February 14, 2023 — New York
More than a third of current or recent Jewish college students felt uncomfortable or unsafe at a campus event because they are Jewish, avoided wearing or carrying items that identified them as Jewish, or had trouble taking time off for Jewish holidays, an American Jewish Committee (AJC) survey found.
The findings were part of the fourth AJC State of Antisemitism in America report released Monday. It offers a comprehensive look at how Jews and the general public view antisemitism and its effects in the United States.
“Like every student, those who are Jewish must be made to feel like they belong on a college campus and are welcome,” said AJC CEO Ted Deutch. “On too many campuses, this is not the case. Universities and colleges must live up to their obligation to make their Jewish students feel safe and welcome.”
The survey questioned 350 adults who are either current college or university students, had been students in the last two years, or are parents of current or recent college students. Among the key findings:
- 26% had difficulty taking time off for class for Jewish holidays or were told they could not miss class
- 21% avoided wearing or carrying items that could identify them as Jewish
- 18% felt uncomfortable or unsafe at a campus event because they are Jewish
In all, 36% have avoided or experienced at least one of these items in the past 12 months.
In addition, 14% of those with recent or current college experience say they have felt or been excluded from a campus event or group because of an assumed or actual connection to Israel, while 12% say they have felt or been excluded because they are Jewish.
“Fear and intimidation cannot be part of the college experience for Jewish students,” said Meggie Wyschogrod Fredman, Senior Director of the AJC Alexander Young Leadership Department. “More colleges and universities need to acknowledge this and ensure their campus environment allows Jewish students to continue to feel safe and welcome.”
Through the Alexander Young Leadership department, AJC has made improving life for Jewish college students a major focus. Its Campus Affairs Department supports Jewish students by forging lasting coalitions to respond to antisemitic incidents; practicing effective advocacy; and providing tools to combat the Boycott, Divestment, and Sanctions movement that has taken root on many campuses.
The department empowers Jewish students through programs like the creation of the Campus Global Board and the summer Goldman Fellowship. In addition, Sara Coodin, AJC Director of Academic Affairs, works closely with many college administrators to improve conditions on campus for Jewish students, faculty, and staff.
Last year AJC, co-sponsored the University Presidents Summit on Campus Antisemitism, where more than 40 college and university presidents and administrators learned how to recognize and respond to anti-Jewish and anti-Zionist sentiment on their campuses and shared their personal experiences with antisemitism on campus as well as strategies for how to tackle these challenges most felt by Jewish students and faculty.
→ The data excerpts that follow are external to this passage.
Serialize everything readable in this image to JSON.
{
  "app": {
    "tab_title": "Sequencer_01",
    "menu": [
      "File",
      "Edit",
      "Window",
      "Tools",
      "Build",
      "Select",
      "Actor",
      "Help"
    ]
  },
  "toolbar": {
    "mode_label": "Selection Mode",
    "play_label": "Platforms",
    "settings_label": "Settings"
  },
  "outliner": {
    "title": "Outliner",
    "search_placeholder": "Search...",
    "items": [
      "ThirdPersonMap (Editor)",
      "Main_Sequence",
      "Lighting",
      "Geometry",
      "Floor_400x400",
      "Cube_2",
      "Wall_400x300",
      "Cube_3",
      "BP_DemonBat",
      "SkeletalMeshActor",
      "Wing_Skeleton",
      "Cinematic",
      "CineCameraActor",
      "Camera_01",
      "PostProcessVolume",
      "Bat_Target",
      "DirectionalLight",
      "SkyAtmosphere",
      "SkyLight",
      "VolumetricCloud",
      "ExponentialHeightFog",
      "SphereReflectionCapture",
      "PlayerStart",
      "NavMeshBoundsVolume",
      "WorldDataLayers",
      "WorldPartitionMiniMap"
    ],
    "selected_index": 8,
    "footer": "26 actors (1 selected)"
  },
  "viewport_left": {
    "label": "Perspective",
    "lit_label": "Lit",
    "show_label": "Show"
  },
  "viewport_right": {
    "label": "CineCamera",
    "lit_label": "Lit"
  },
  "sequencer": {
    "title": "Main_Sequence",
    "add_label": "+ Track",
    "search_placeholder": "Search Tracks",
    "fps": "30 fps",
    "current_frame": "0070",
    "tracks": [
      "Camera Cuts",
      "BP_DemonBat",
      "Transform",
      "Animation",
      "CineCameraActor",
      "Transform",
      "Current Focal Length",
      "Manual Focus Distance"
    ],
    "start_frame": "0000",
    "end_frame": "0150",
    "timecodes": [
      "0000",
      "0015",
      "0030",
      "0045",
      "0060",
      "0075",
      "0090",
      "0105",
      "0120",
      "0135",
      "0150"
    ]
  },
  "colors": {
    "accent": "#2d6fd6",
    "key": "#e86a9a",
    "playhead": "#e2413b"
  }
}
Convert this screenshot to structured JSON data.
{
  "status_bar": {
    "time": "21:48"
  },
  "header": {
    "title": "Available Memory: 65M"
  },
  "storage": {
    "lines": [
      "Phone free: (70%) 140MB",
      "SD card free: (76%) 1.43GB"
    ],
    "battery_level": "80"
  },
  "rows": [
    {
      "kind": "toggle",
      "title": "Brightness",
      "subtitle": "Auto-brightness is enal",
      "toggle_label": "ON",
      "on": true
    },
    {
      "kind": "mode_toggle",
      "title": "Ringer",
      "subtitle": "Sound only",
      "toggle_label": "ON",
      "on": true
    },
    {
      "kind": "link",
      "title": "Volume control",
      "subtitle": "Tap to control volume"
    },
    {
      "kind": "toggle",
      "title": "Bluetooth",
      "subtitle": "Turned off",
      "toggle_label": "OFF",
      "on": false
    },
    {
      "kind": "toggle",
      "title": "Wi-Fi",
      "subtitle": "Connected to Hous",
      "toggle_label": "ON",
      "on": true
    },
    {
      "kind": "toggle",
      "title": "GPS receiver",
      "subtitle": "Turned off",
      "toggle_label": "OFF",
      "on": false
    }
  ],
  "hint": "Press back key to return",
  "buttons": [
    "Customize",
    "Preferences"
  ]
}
The surveys of American Jews and U.S. adults were conducted for the nonpartisan American Jewish Committee by the independent research firm SSRS. National representative samples of 1,507 Jews, ages 18 or older, were interviewed by telephone and online from September 28 – November 3, 2022, and 1,004 general population adults, 18 or older, via the SSRS Opinion Panel, from October 10 – October 18, 2022. The margin of error for Jewish respondents is +/-3.4 percentage points and for total U.S. adult respondents is +/-3.8 percentage points at the 95% confidence level.